2.      Undang-Undang Nomor 8 Tahun 1981 (KUHAP)
Undang-Undang Nomor 8 Tahun 1981 tentang Hukum Acara Pidana disahkan sejak tanggal 31 Desember 1981, Lembaran Negara Republik Indonesia Tahun 1981 Nomor 76. Sebelum Undang-Undang ini berlaku, peraturan yang menjadi dasar bagi pelaksanaan hukum acara pidana dalam Lingkungan peradilan umum adalah HIR (Staatsblad Tahun 1941 Nomor 44, Het Herziene Inlandsch Reglement) atau dalam bahasa Indonesia dikenal dengan Reglemen Indonesia yang Diperbaharui.
Dalam Undang-Undang Nomor 8 Tahun 1981 terdapat Ketentuan antara lain:
Pasal 54
Guna kepentinan pembelaan, tersangka atau terdakwa berhak mendapat bantuan hukum dari seorang atau lebih penasehat hukum selama dalam waktu dan pada setiap tingkat pemeriksaan, menurut tata cara yang ditentukan dalam UU ini.

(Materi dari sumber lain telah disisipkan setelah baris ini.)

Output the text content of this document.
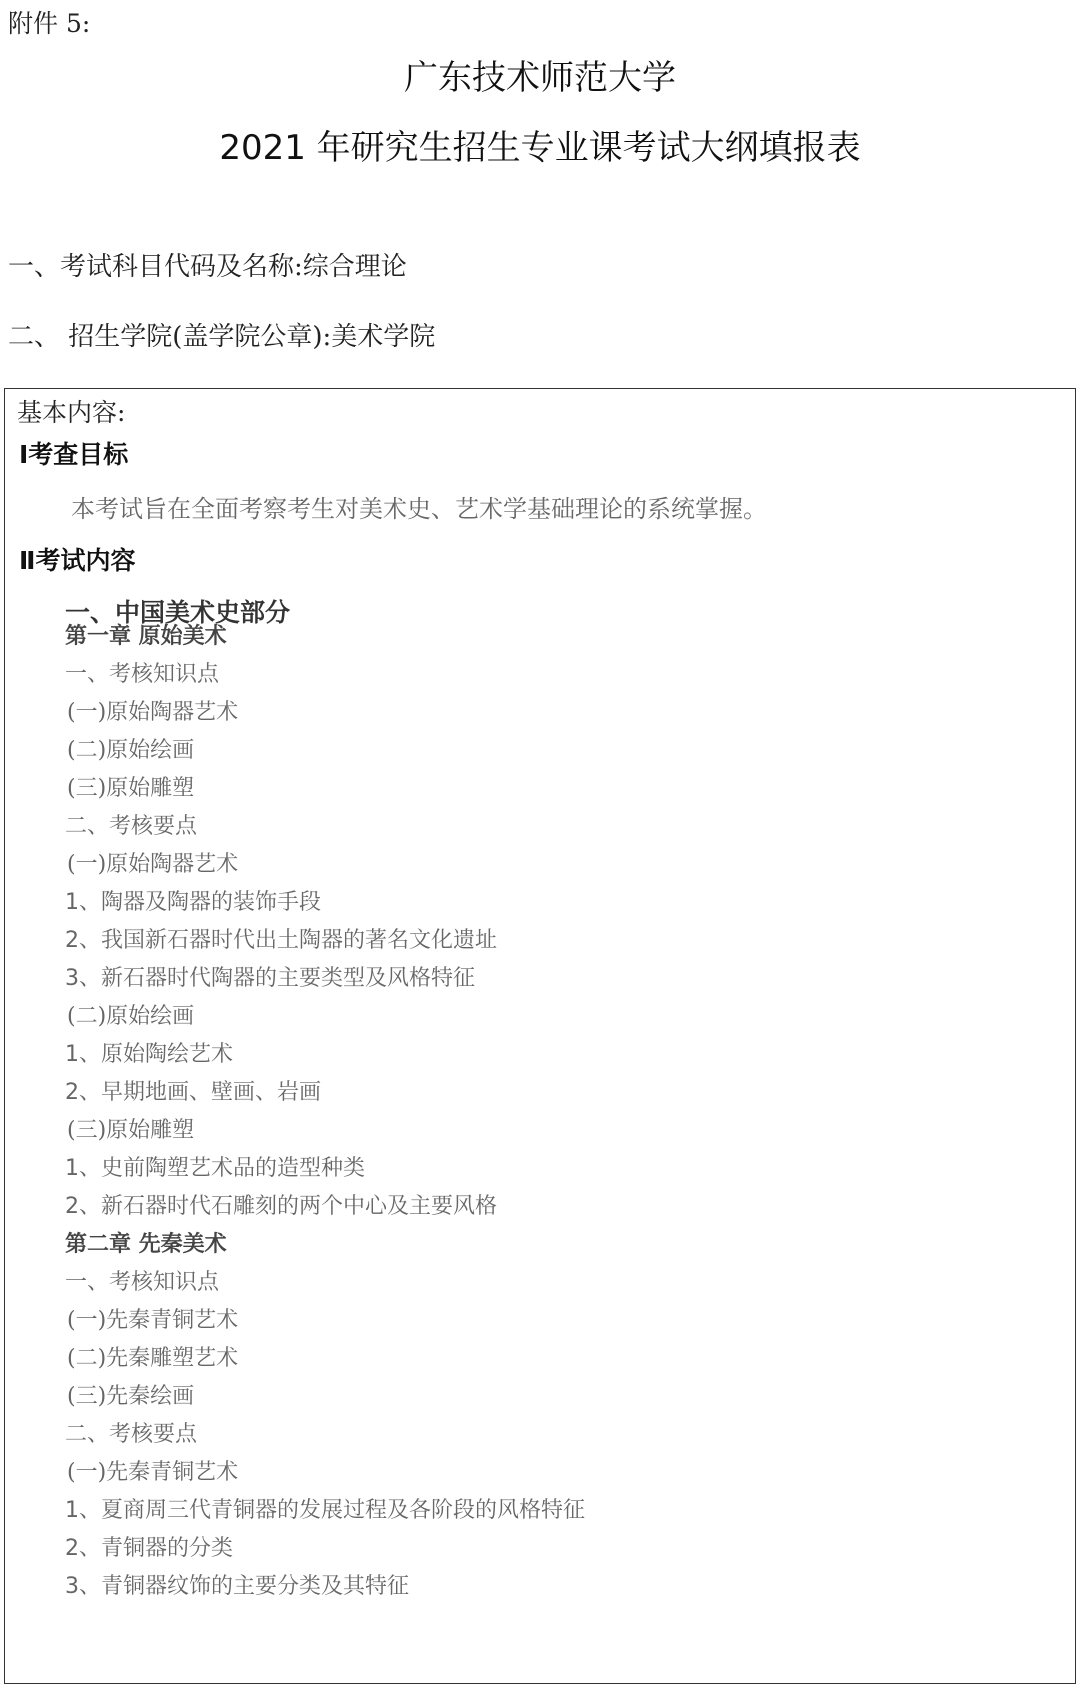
附件 5:
广东技术师范大学
2021 年研究生招生专业课考试大纲填报表
一、考试科目代码及名称:综合理论
二、 招生学院(盖学院公章):美术学院
基本内容:
Ⅰ考查目标
本考试旨在全面考察考生对美术史、艺术学基础理论的系统掌握。
Ⅱ考试内容
一、中国美术史部分
第一章 原始美术
一、考核知识点
(一)原始陶器艺术
(二)原始绘画
(三)原始雕塑
二、考核要点
(一)原始陶器艺术
1、陶器及陶器的装饰手段
2、我国新石器时代出土陶器的著名文化遗址
3、新石器时代陶器的主要类型及风格特征
(二)原始绘画
1、原始陶绘艺术
2、早期地画、壁画、岩画
(三)原始雕塑
1、史前陶塑艺术品的造型种类
2、新石器时代石雕刻的两个中心及主要风格
第二章 先秦美术
一、考核知识点
(一)先秦青铜艺术
(二)先秦雕塑艺术
(三)先秦绘画
二、考核要点
(一)先秦青铜艺术
1、夏商周三代青铜器的发展过程及各阶段的风格特征
2、青铜器的分类
3、青铜器纹饰的主要分类及其特征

Ketentuan Pasal 54 tersebut, juga memberikan dasar yuridis perlunya dibentuk UU tentang Bantuan Hukum, karena mendapatkan bantuan hukum adalah hak (asasi) dari tersangka atau terdakwa. 
B.     UU DALAM KAITANYA DALAM MASYARAKAT
Penggunaan jasa advokat tidak hanya diperlukan seseorang ketika menghadapi masalah hukum. Terkadang, masyarakat borjius atau kalangan atas, memiliki pengacara atau advokat pribadi. Bahkan, tidak jarang para pengacara atau advokat sering dipakai sebagai juru bicara seseorang. Proses memilih advokat atau pengacara sesuai dengan kebutuhan hukumnya hampir sama dengan proses memilih dokter, akuntan, notaris, arsitek, dan pekerja propesianal lainnya.[[3]]

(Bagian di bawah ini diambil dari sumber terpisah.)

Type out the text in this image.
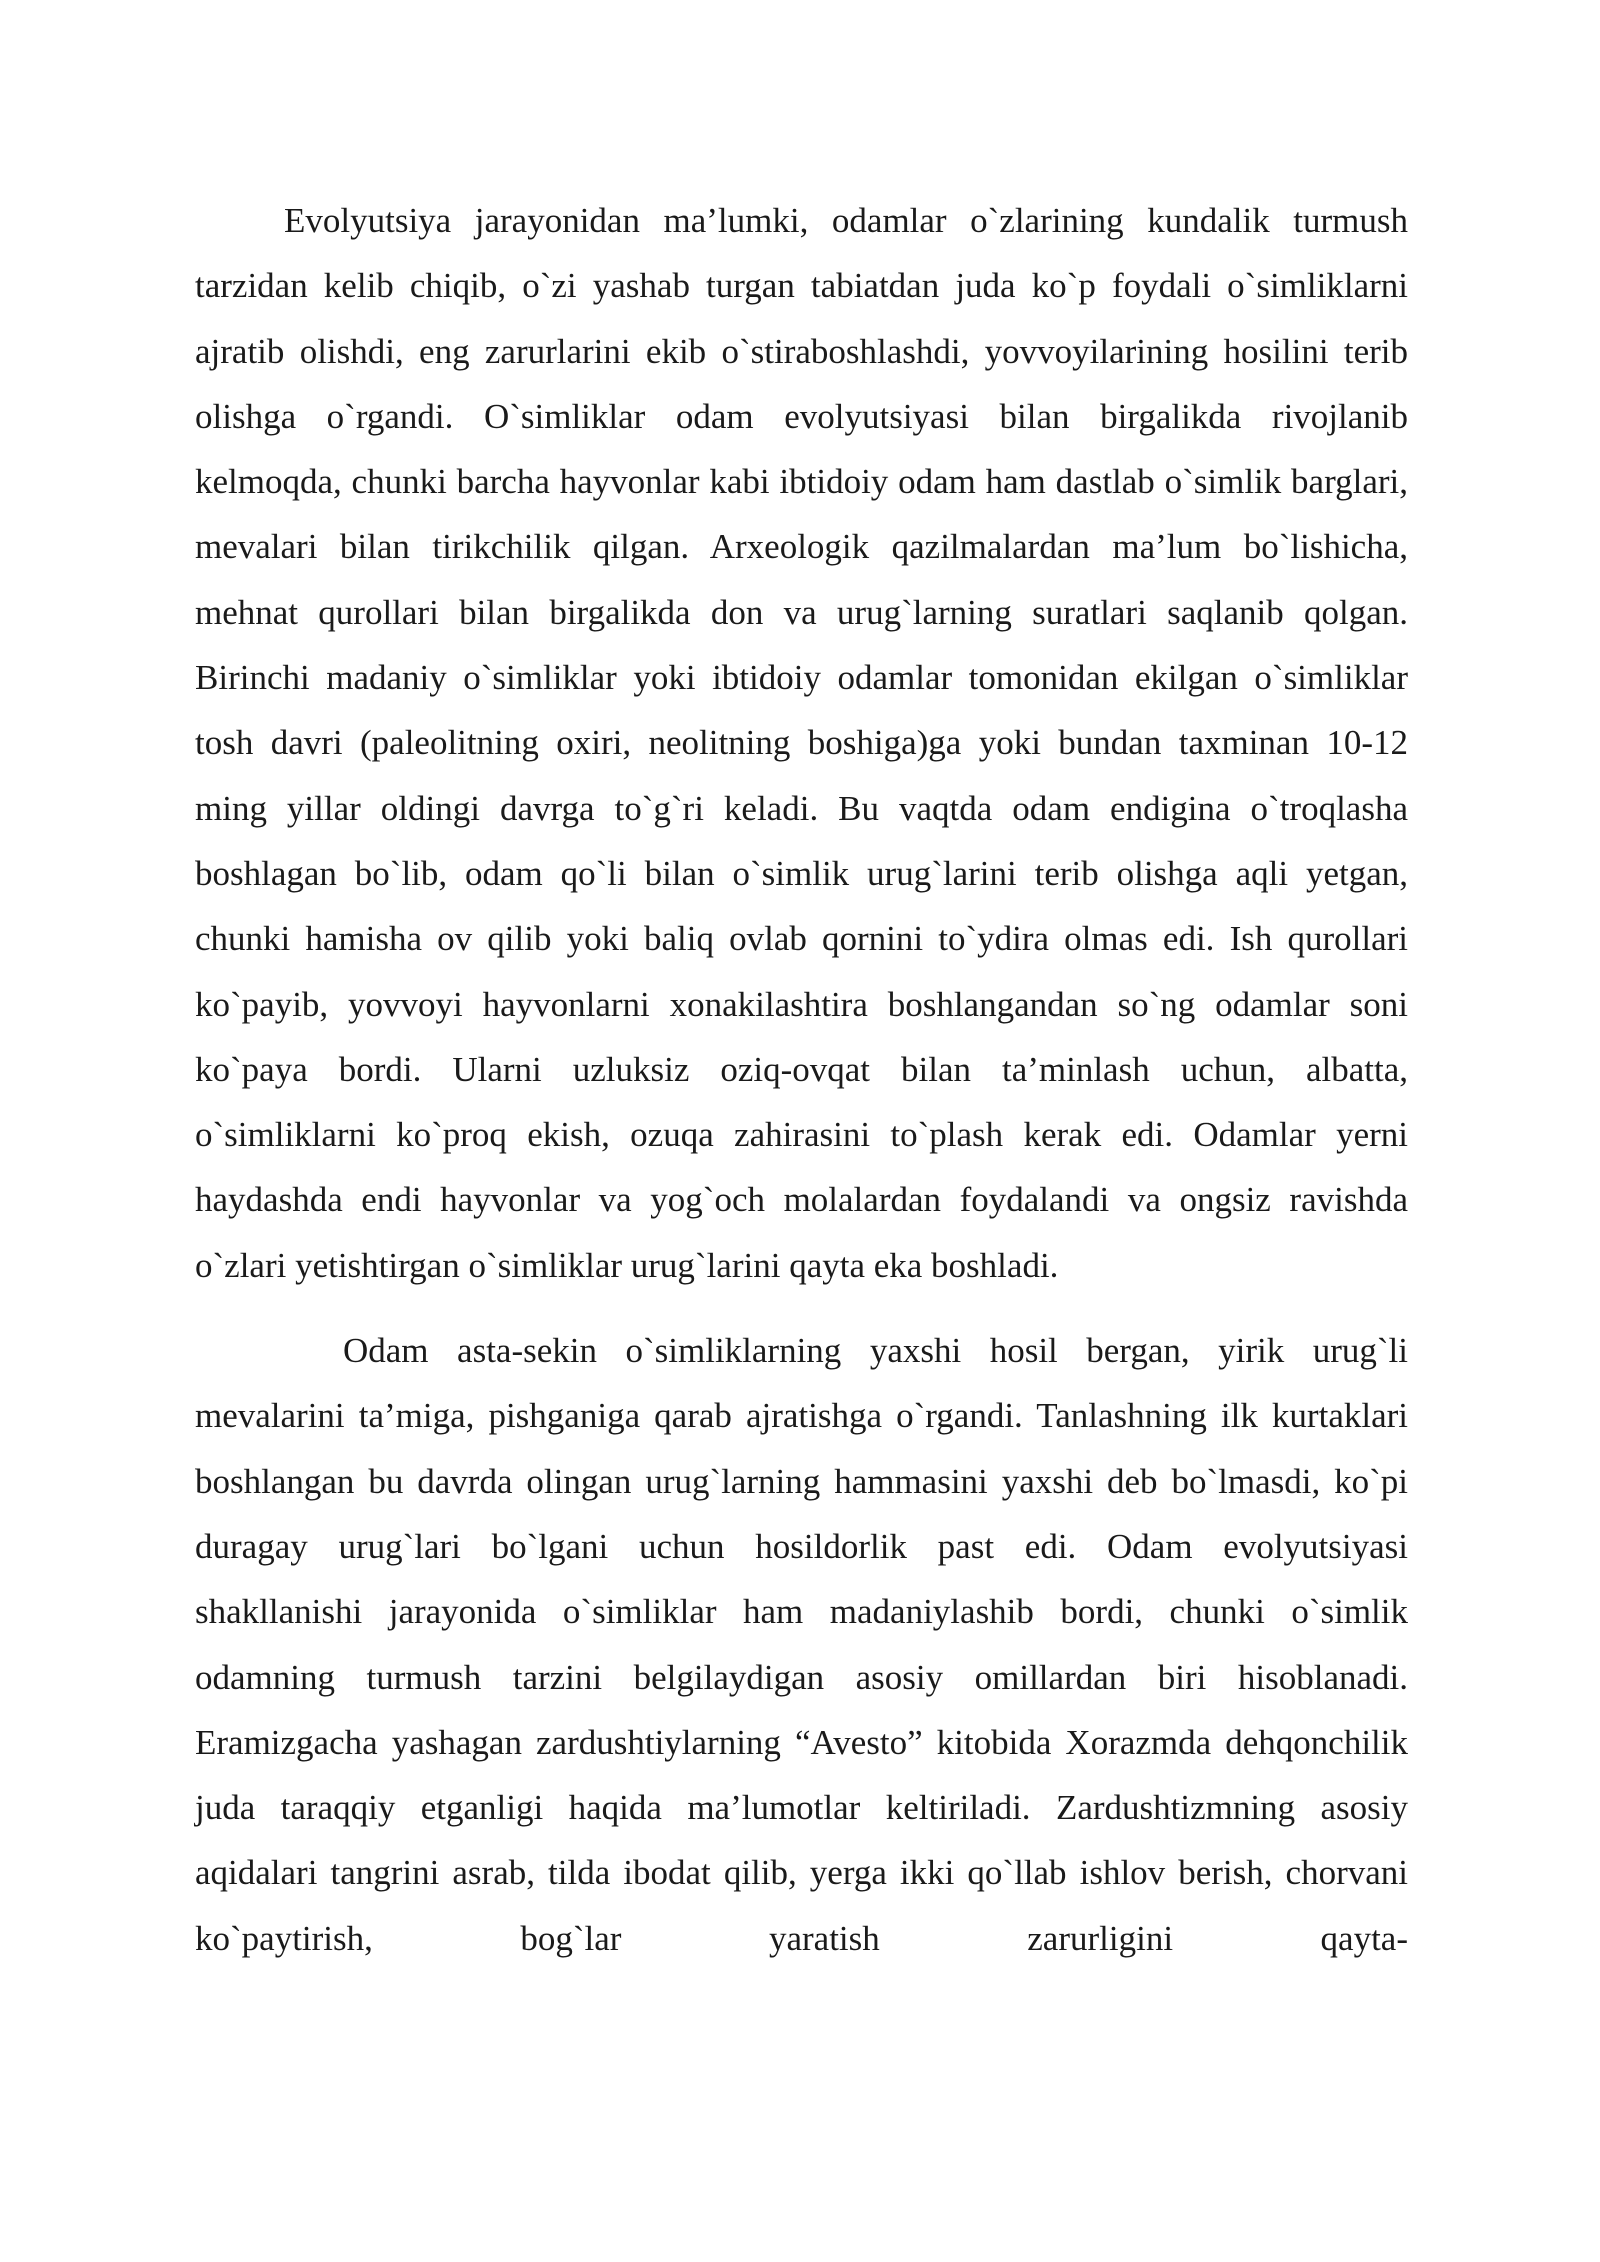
Evolyutsiya jarayonidan ma’lumki, odamlar o`zlarining kundalik turmush tarzidan kelib chiqib, o`zi yashab turgan tabiatdan juda ko`p foydali o`simliklarni ajratib olishdi, eng zarurlarini ekib o`stiraboshlashdi, yovvoyilarining hosilini terib olishga o`rgandi. O`simliklar odam evolyutsiyasi bilan birgalikda rivojlanib kelmoqda, chunki barcha hayvonlar kabi ibtidoiy odam ham dastlab o`simlik barglari, mevalari bilan tirikchilik qilgan. Arxeologik qazilmalardan ma’lum bo`lishicha, mehnat qurollari bilan birgalikda don va urug`larning suratlari saqlanib qolgan. Birinchi madaniy o`simliklar yoki ibtidoiy odamlar tomonidan ekilgan o`simliklar tosh davri (paleolitning oxiri, neolitning boshiga)ga yoki bundan taxminan 10-12 ming yillar oldingi davrga to`g`ri keladi. Bu vaqtda odam endigina o`troqlasha boshlagan bo`lib, odam qo`li bilan o`simlik urug`larini terib olishga aqli yetgan, chunki hamisha ov qilib yoki baliq ovlab qornini to`ydira olmas edi. Ish qurollari ko`payib, yovvoyi hayvonlarni xonakilashtira boshlangandan so`ng odamlar soni ko`paya bordi. Ularni uzluksiz oziq-ovqat bilan ta’minlash uchun, albatta, o`simliklarni ko`proq ekish, ozuqa zahirasini to`plash kerak edi. Odamlar yerni haydashda endi hayvonlar va yog`och molalardan foydalandi va ongsiz ravishda o`zlari yetishtirgan o`simliklar urug`larini qayta eka boshladi.

Odam asta-sekin o`simliklarning yaxshi hosil bergan, yirik urug`li mevalarini ta’miga, pishganiga qarab ajratishga o`rgandi. Tanlashning ilk kurtaklari boshlangan bu davrda olingan urug`larning hammasini yaxshi deb bo`lmasdi, ko`pi duragay urug`lari bo`lgani uchun hosildorlik past edi. Odam evolyutsiyasi shakllanishi jarayonida o`simliklar ham madaniylashib bordi, chunki o`simlik odamning turmush tarzini belgilaydigan asosiy omillardan biri hisoblanadi. Eramizgacha yashagan zardushtiylarning “Avesto” kitobida Xorazmda dehqonchilik juda taraqqiy etganligi haqida ma’lumotlar keltiriladi. Zardushtizmning asosiy aqidalari tangrini asrab, tilda ibodat qilib, yerga ikki qo`llab ishlov berish, chorvani ko`paytirish, bog`lar yaratish zarurligini qayta-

Perlu kehati-hatian dan ketelitian klien dalam memilih jasa perizinan dan menentukan advokat atau pengacara untuk menangani urusan hukumnya, beberapa petunjuk dapat dijalankan.[[4]]
1)      Pastikan bahwa advokat atau pengacara tersebut benar-benar merupakan advokat atau pengacara resmi yang memiliki izin praktik yang masih berlaku, bukan pengacara “gadungan” atau “porkot”.

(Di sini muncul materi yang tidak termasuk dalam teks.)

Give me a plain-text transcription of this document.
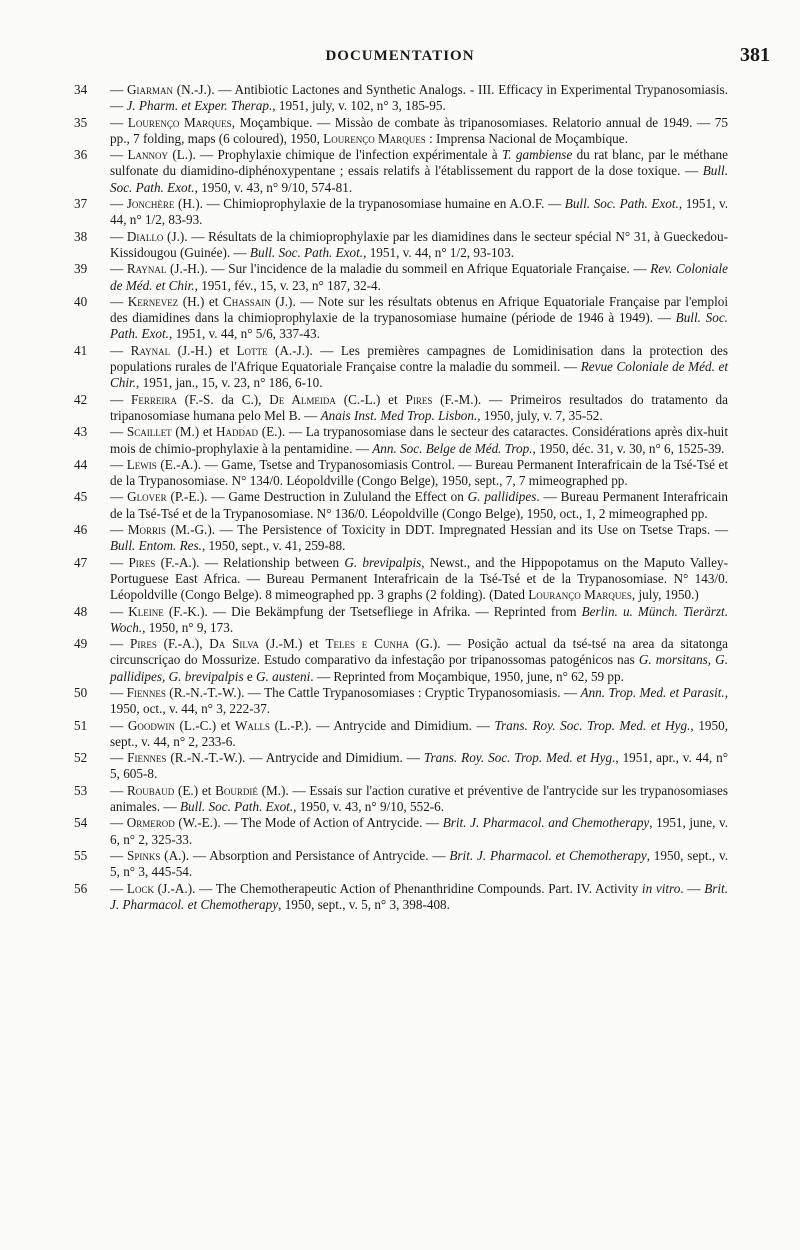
DOCUMENTATION	381
34	— Giarman (N.-J.). — Antibiotic Lactones and Synthetic Analogs. - III. Efficacy in Experimental Trypanosomiasis. — J. Pharm. et Exper. Therap., 1951, july, v. 102, n° 3, 185-95.
35	— Lourenço Marques, Moçambique. — Missào de combate às tripanosomiases. Relatorio annual de 1949. — 75 pp., 7 folding, maps (6 coloured), 1950, Lourenço Marques : Imprensa Nacional de Moçambique.
36	— Lannoy (L.). — Prophylaxie chimique de l'infection expérimentale à T. gambiense du rat blanc, par le méthane sulfonate du diamidino-diphénoxypentane ; essais relatifs à l'établissement du rapport de la dose toxique. — Bull. Soc. Path. Exot., 1950, v. 43, n° 9/10, 574-81.
37	— Jonchère (H.). — Chimioprophylaxie de la trypanosomiase humaine en A.O.F. — Bull. Soc. Path. Exot., 1951, v. 44, n° 1/2, 83-93.
38	— Diallo (J.). — Résultats de la chimioprophylaxie par les diamidines dans le secteur spécial N° 31, à Gueckedou-Kissidougou (Guinée). — Bull. Soc. Path. Exot., 1951, v. 44, n° 1/2, 93-103.
39	— Raynal (J.-H.). — Sur l'incidence de la maladie du sommeil en Afrique Equatoriale Française. — Rev. Coloniale de Méd. et Chir., 1951, fév., 15, v. 23, n° 187, 32-4.
40	— Kernevez (H.) et Chassain (J.). — Note sur les résultats obtenus en Afrique Equatoriale Française par l'emploi des diamidines dans la chimioprophylaxie de la trypanosomiase humaine (période de 1946 à 1949). — Bull. Soc. Path. Exot., 1951, v. 44, n° 5/6, 337-43.
41	— Raynal (J.-H.) et Lotte (A.-J.). — Les premières campagnes de Lomidinisation dans la protection des populations rurales de l'Afrique Equatoriale Française contre la maladie du sommeil. — Revue Coloniale de Méd. et Chir., 1951, jan., 15, v. 23, n° 186, 6-10.
42	— Ferreira (F.-S. da C.), De Almeida (C.-L.) et Pires (F.-M.). — Primeiros resultados do tratamento da tripanosomiase humana pelo Mel B. — Anais Inst. Med Trop. Lisbon., 1950, july, v. 7, 35-52.
43	— Scaillet (M.) et Haddad (E.). — La trypanosomiase dans le secteur des cataractes. Considérations après dix-huit mois de chimio-prophylaxie à la pentamidine. — Ann. Soc. Belge de Méd. Trop., 1950, déc. 31, v. 30, n° 6, 1525-39.
44	— Lewis (E.-A.). — Game, Tsetse and Trypanosomiasis Control. — Bureau Permanent Interafricain de la Tsé-Tsé et de la Trypanosomiase. N° 134/0. Léopoldville (Congo Belge), 1950, sept., 7, 7 mimeographed pp.
45	— Glover (P.-E.). — Game Destruction in Zululand the Effect on G. pallidipes. — Bureau Permanent Interafricain de la Tsé-Tsé et de la Trypanosomiase. N° 136/0. Léopoldville (Congo Belge), 1950, oct., 1, 2 mimeographed pp.
46	— Morris (M.-G.). — The Persistence of Toxicity in DDT. Impregnated Hessian and its Use on Tsetse Traps. — Bull. Entom. Res., 1950, sept., v. 41, 259-88.
47	— Pires (F.-A.). — Relationship between G. brevipalpis, Newst., and the Hippopotamus on the Maputo Valley-Portuguese East Africa. — Bureau Permanent Interafricain de la Tsé-Tsé et de la Trypanosomiase. N° 143/0. Léopoldville (Congo Belge). 8 mimeographed pp. 3 graphs (2 folding). (Dated Lourançо Marques, july, 1950.)
48	— Kleine (F.-K.). — Die Bekämpfung der Tsetsefliege in Afrika. — Reprinted from Berlin. u. Münch. Tierärzt. Woch., 1950, n° 9, 173.
49	— Pires (F.-A.), Da Silva (J.-M.) et Teles e Cunha (G.). — Posição actual da tsé-tsé na area da sitatonga circunscriçao do Mossurize. Estudo comparativo da infestaçâo por tripanossomas patogénicos nas G. morsitans, G. pallidipes, G. brevipalpis e G. austeni. — Reprinted from Moçambique, 1950, june, n° 62, 59 pp.
50	— Fiennes (R.-N.-T.-W.). — The Cattle Trypanosomiases : Cryptic Trypanosomiasis. — Ann. Trop. Med. et Parasit., 1950, oct., v. 44, n° 3, 222-37.
51	— Goodwin (L.-C.) et Walls (L.-P.). — Antrycide and Dimidium. — Trans. Roy. Soc. Trop. Med. et Hyg., 1950, sept., v. 44, n° 2, 233-6.
52	— Fiennes (R.-N.-T.-W.). — Antrycide and Dimidium. — Trans. Roy. Soc. Trop. Med. et Hyg., 1951, apr., v. 44, n° 5, 605-8.
53	— Roubaud (E.) et Bourdié (M.). — Essais sur l'action curative et préventive de l'antrycide sur les trypanosomiases animales. — Bull. Soc. Path. Exot., 1950, v. 43, n° 9/10, 552-6.
54	— Ormerod (W.-E.). — The Mode of Action of Antrycide. — Brit. J. Pharmacol. and Chemotherapy, 1951, june, v. 6, n° 2, 325-33.
55	— Spinks (A.). — Absorption and Persistance of Antrycide. — Brit. J. Pharmacol. et Chemotherapy, 1950, sept., v. 5, n° 3, 445-54.
56	— Lock (J.-A.). — The Chemotherapeutic Action of Phenanthridine Compounds. Part. IV. Activity in vitro. — Brit. J. Pharmacol. et Chemotherapy, 1950, sept., v. 5, n° 3, 398-408.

2)        Pastikan bahwa advokat atau pengacara memiliki kualifikasi yang baik dalam bidang hukum tersebut.
3)      Pastikan bahwa advokat atau pengacara tidak memiliki konflik kepentingan (conflict interest) dalam kasus yang ditangani.
4)       Pastikan bahwa advokat atau pengacara tidak akan melakukan kerjasama dengan pihak lawan atau advolat/pemgacara pihak lawan.
5)      Pastikan bahwa advokat atau pengacara tersebut memiliki track record yang baik dalam keadvokatan atau pengacaraan (perusahaan konsultan atau kantor konsultan), termasuk menyangkut etika, moral, dan kejujurannya.
6)      Pastikan bahwa advokat atau pengacara tersebut tidak pernah terlibat dalam malpraktik hukum.
7)        Pastikan bahwa advokat atau pengacara adalah tipe pekerja keras dan berdedikasi tinggi akan profesinya serta benar-benar bekerja demi kepentingan kliennya.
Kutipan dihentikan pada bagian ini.